Haïti : les sinistrés tentent de fuir Port-au-Prince

Des milliers d'Haïtiens, terrifiés à l'idée d'un nouveau séisme, tentaient le 16 janvier de quitter Port-au-Prince, où la distribution de l'ade internationale, enfin engagée, suscitait de dangereux mouvements de la part d'une foule affamée.

Quatre jours après le tremblement de terre de magnitude 7 qui aurait fait plus de 50.000 morts, des rations alimentaires ont été distribuées pour la première fois dans le centre de la capitale haïtienne : un hélicoptère américain a jeté une demi-douzaine de petits cartons dans un stade où une foule a sorti les machettes pour se les arracher.

Les cartons contenaient chacun une dizaine de rations alimentaires. L'hélicoptère est reparti aussitôt, au grand dam des sinistrés du séisme du 12 janvier. "Je pensais qu'ils viendraient vraiment nous aider. Et ils ne se sont même pas posés", se désolait un père de famille, qui dort dans le stade depuis l'énorme tremblement de terre, que l'ONU a qualifié de pire désastre de son histoire.

Dans le plus grand bidonville de Port-au-Prince, les habitants se sentaient abandonnés en dépit de la mobilisation internationale en faveur d'Haïti. "On manque de tout, d'eau, de nourriture. Les seuls camions qui passent ici sont remplis de morts", entendait-on.

À mesure que les sauveteurs parvenaient à sortir de la capitale, l'ampleur de la catastrophe commençait à se manifester plus clairement dans l'ensemble du pays. Le président René Préval a répété le 16 janvier l'estimation du bilan fourni la veille par les autorités : au moins 50.000 morts, 250.000 blessés et 1,5 million de sans-abri.

Il a précisé que, sur les 15.000 corps enterrés, 7.000 l'avaient été dans des fosses communes.

Alors que le sol était encore agité le 16 janvier par une secousse de magnitude 4,5, les habitants qui le pouvaient fuyaient la capitale, dont les quartiers les plus dévastés prenaient des allures de ville fantôme.

À la sortie de Port-au-Prince, une barricade formée de pneus en feu, de débris et d'au moins 4 cadavres bloquait la route de Carrefour, où des habitants manifestaient pour exiger le retrait de piles de cadavres en décomposition.

Selon l'ONU, Carrefour, une ville de 334.000 habitants proche de l'épicentre du séisme, est à moitié détruite mais ne serait pas la plus touchée. D'après l'ONU, 80 à 90% des bâtiments de Léogâne, plus à l'ouest, ont été endommagés. Dans cette ville de 134.000 habitants, entre 5.000 et 10.000 personnes auraient été tuées.
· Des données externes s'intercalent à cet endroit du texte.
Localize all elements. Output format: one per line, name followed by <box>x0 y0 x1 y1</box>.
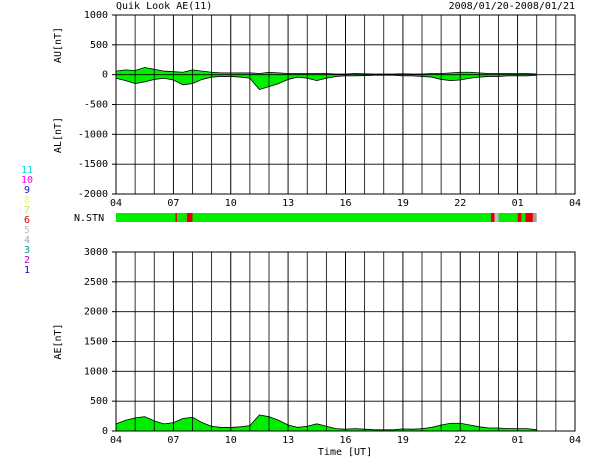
y-tick-label: -500 <box>84 100 108 111</box>
station-legend-label: 10 <box>21 175 33 186</box>
y-tick-label: -1000 <box>78 129 108 140</box>
station-segment <box>517 213 522 222</box>
y-tick-label: -2000 <box>78 189 108 200</box>
y-tick-label: 500 <box>90 40 108 51</box>
y-tick-label: 3000 <box>84 247 108 258</box>
station-legend-label: 2 <box>24 255 30 266</box>
y-axis-label: AU[nT] <box>53 27 64 63</box>
station-bar-label: N.STN <box>74 213 104 224</box>
y-tick-label: 1500 <box>84 337 108 348</box>
date-range: 2008/01/20-2008/01/21 <box>449 1 575 12</box>
plot-frame <box>115 14 576 195</box>
station-segment <box>116 213 176 222</box>
x-tick-label: 04 <box>110 198 122 209</box>
x-tick-label: 16 <box>339 435 351 446</box>
x-tick-label: 13 <box>282 435 294 446</box>
x-tick-label: 01 <box>512 198 524 209</box>
x-tick-label: 07 <box>167 198 179 209</box>
station-segment <box>192 213 491 222</box>
y-tick-label: 2500 <box>84 277 108 288</box>
y-tick-label: 1000 <box>84 366 108 377</box>
station-legend-label: 8 <box>24 195 30 206</box>
x-tick-label: 07 <box>167 435 179 446</box>
x-tick-label: 10 <box>225 198 237 209</box>
x-tick-label: 13 <box>282 198 294 209</box>
x-tick-label: 19 <box>397 198 409 209</box>
x-tick-label: 01 <box>512 435 524 446</box>
y-tick-label: 2000 <box>84 307 108 318</box>
station-segment <box>525 213 533 222</box>
station-legend-label: 7 <box>24 205 30 216</box>
station-legend-label: 6 <box>24 215 30 226</box>
station-segment <box>175 213 178 222</box>
station-legend-label: 3 <box>24 245 30 256</box>
station-segment <box>494 213 499 222</box>
station-segment <box>186 213 193 222</box>
station-segment <box>532 213 537 222</box>
y-tick-label: 1000 <box>84 10 108 21</box>
x-tick-label: 22 <box>454 435 466 446</box>
station-segment <box>498 213 518 222</box>
station-segment <box>521 213 526 222</box>
y-axis-label: AL[nT] <box>53 117 64 153</box>
station-legend-label: 4 <box>24 235 30 246</box>
station-segment <box>490 213 495 222</box>
y-tick-label: -1500 <box>78 159 108 170</box>
x-tick-label: 04 <box>110 435 122 446</box>
station-legend-label: 9 <box>24 185 30 196</box>
plot-frame <box>115 251 576 432</box>
x-tick-label: 04 <box>569 198 581 209</box>
y-axis-label: AE[nT] <box>53 323 64 359</box>
x-tick-label: 16 <box>339 198 351 209</box>
x-tick-label: 10 <box>225 435 237 446</box>
x-tick-label: 04 <box>569 435 581 446</box>
y-tick-label: 0 <box>102 426 108 437</box>
x-tick-label: 22 <box>454 198 466 209</box>
y-tick-label: 0 <box>102 70 108 81</box>
station-legend-label: 5 <box>24 225 30 236</box>
station-legend-label: 1 <box>24 265 30 276</box>
station-segment <box>177 213 187 222</box>
station-legend-label: 11 <box>21 165 33 176</box>
title: Quik Look AE(11) <box>116 1 212 12</box>
y-tick-label: 500 <box>90 396 108 407</box>
x-tick-label: 19 <box>397 435 409 446</box>
x-axis-label: Time [UT] <box>318 447 372 458</box>
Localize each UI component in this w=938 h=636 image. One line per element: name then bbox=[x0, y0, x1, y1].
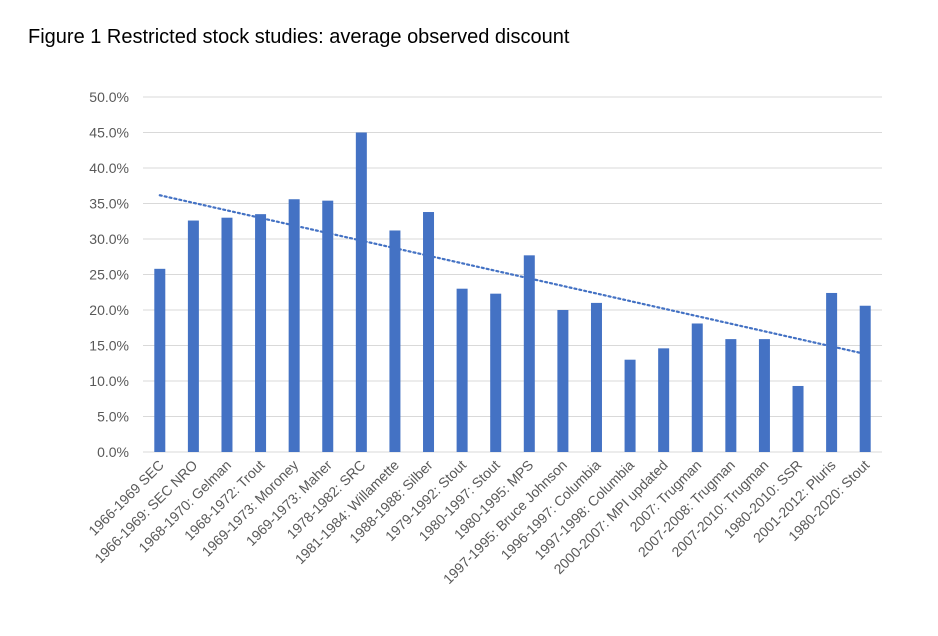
y-tick-label: 25.0% bbox=[89, 267, 129, 283]
bar bbox=[658, 348, 670, 452]
y-tick-label: 45.0% bbox=[89, 125, 129, 141]
bar bbox=[456, 288, 468, 452]
bar bbox=[557, 310, 569, 452]
y-tick-label: 10.0% bbox=[89, 373, 129, 389]
y-tick-label: 20.0% bbox=[89, 302, 129, 318]
bar bbox=[154, 268, 166, 452]
bar bbox=[758, 339, 770, 452]
bar bbox=[590, 302, 602, 452]
gridlines bbox=[143, 96, 882, 453]
bar bbox=[255, 214, 267, 452]
y-tick-label: 35.0% bbox=[89, 196, 129, 212]
bar bbox=[490, 293, 502, 452]
bar bbox=[523, 255, 535, 452]
trendline-line bbox=[158, 194, 867, 356]
bar bbox=[288, 199, 300, 452]
bar bbox=[355, 132, 367, 452]
y-tick-label: 40.0% bbox=[89, 160, 129, 176]
bar bbox=[221, 217, 233, 452]
bar bbox=[624, 359, 636, 452]
bar bbox=[725, 339, 737, 452]
bar bbox=[691, 323, 703, 452]
bar bbox=[322, 200, 334, 452]
y-tick-label: 0.0% bbox=[97, 444, 129, 460]
bar bbox=[826, 292, 838, 452]
y-tick-label: 50.0% bbox=[89, 89, 129, 105]
y-tick-label: 5.0% bbox=[97, 409, 129, 425]
bars bbox=[154, 132, 871, 452]
y-tick-label: 15.0% bbox=[89, 338, 129, 354]
bar bbox=[423, 212, 435, 452]
bar bbox=[792, 385, 804, 452]
bar bbox=[389, 230, 401, 452]
y-tick-label: 30.0% bbox=[89, 231, 129, 247]
chart-title: Figure 1 Restricted stock studies: avera… bbox=[28, 26, 570, 48]
y-axis-tick-labels: 0.0% 5.0% 10.0% 15.0% 20.0% 25.0% 30.0% 35.0% 40… bbox=[89, 89, 129, 460]
bar bbox=[187, 220, 199, 452]
trendline bbox=[158, 194, 867, 356]
bar bbox=[859, 305, 871, 452]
Une autre ville, Jacmel, serait à moitié dévastée.

Les autorités haïtiennes sont désemparées. "Le gouvernement a perdu ses capacités de fonctionnement mais il ne s'est pas effondré", a cependant assuré le président René Préval, qui a transféré le siège de son gouvernement dans un commissariat proche de l'aéroport de la capitale, que les États-Unis ont été officiellement chargés de faire fonctionner.

Dans une interview à l'AFP, M. Préval s'est félicité de l'aide internationale mais a reconnu que "le problème, c'est la coordination", les autorités parvenant difficilement à acheminer les secours une fois qui s'entassent à l'aéroport.

La secrétaire d'État américaine Hillary Clinton, arrivée à Port-au-Prince pour rencontrer M. Préval, a rejeté les critiques sur la désorganisation des secours. "Ce n'est pas juste, ce n'est pas juste", a-t-elle lancé.

Les recherches pour retrouver des rescapés se poursuivaient au moins jusqu' hier, a affirmé le 16 janvier un responsable des secours américain, qui a précisé que ses compatriotes avaient sauvé "au moins 15 personnes".

L'ONU restait aussi concentrée sur la recherche des survivants, a indiqué la porte-parole du Bureau de coordination des affaires humanitaires, Elisabeth Byrs.